Friday, February 8, 2013

The Telegraph in America - Book Signing 2/26


Long before we carried smart phones in our pockets, the telegraph offered a revolutionary advancement in our ability to communicate over vast distances.

Historian, electrical engineer and University Club board member David Hochfelder will discuss and sign his book The Telegraph in America, 1832–1920 (2012, The Johns Hopkins University Press) at a reception at the University Club of Albany, 141 Washington Avenue at Dove Street, on Tuesday, February 26 from 6:00 – 8:00 p.m.

Dr. Hochfelder offers readers a comprehensive history of this groundbreaking technology, which employs breaks in an electrical current to send code along miles of wire. He examines the correlation between technological innovation and social change and shows how this transformative relationship helps us to understand and perhaps define modernity.

The telegraph revolutionized the spread of information — speeding personal messages, news of public events, and details of stock fluctuations. During the Civil War, telegraphed intelligence and high-level directives gave the Union war effort a critical advantage. Afterward, the telegraph helped build and break fortunes and, along with the railroad, altered the way Americans thought about time and space. Hochfelder thus supplies readers with an introduction to the early stirrings of the information age.

The reception is free and open to the public, but reservations are required and may be made by calling the University Club at 518-463-1151 or online at www.uclubevents.blogspot.com.

An assistant professor at the University at Albany, Hochfelder specializes in the history of U.S. business and technology. He also helps administer UAlbany’s public history program. Before joining UAlbany, Hochfelder served as a research historian at the Thomas Edison Papers. He is currently working on a social history of savings and investment.

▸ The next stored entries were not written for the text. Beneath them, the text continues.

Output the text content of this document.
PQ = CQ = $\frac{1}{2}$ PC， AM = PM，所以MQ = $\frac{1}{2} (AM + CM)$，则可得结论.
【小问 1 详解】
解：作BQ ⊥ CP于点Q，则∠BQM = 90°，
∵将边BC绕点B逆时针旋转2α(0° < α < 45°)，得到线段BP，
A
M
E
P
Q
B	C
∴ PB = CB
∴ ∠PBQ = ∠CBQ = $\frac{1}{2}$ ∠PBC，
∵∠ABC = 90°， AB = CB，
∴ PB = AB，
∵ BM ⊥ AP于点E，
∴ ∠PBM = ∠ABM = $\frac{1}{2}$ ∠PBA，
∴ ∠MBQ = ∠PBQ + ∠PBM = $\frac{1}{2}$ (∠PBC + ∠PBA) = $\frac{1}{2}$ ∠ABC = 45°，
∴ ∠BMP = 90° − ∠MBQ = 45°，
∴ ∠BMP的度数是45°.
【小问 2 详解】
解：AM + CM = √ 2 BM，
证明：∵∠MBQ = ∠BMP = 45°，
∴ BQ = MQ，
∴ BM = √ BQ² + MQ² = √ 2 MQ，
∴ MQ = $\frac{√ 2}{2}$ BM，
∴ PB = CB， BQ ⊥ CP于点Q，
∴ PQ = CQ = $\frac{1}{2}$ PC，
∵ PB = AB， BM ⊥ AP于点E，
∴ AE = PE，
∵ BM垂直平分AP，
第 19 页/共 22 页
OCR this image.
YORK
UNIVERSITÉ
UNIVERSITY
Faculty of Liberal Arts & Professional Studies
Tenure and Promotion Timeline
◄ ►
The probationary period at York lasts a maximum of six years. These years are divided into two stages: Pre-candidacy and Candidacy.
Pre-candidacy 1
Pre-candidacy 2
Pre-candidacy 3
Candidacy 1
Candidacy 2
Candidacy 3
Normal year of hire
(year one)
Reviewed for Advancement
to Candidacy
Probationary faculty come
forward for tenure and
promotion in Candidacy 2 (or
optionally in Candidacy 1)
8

He has appeared in two episodes of the History Channel’s “Modern Marvels” series.

This event is presented by the University Club of Albany Foundation, Inc., formed to recognize and maintain the unique historic and architectural significance of the University Club building and property, its historic neighborhood and the city of Albany, where it has been located since its inception in 1901. Support for educational programming presented by the University Club Foundation is provided by AT&T.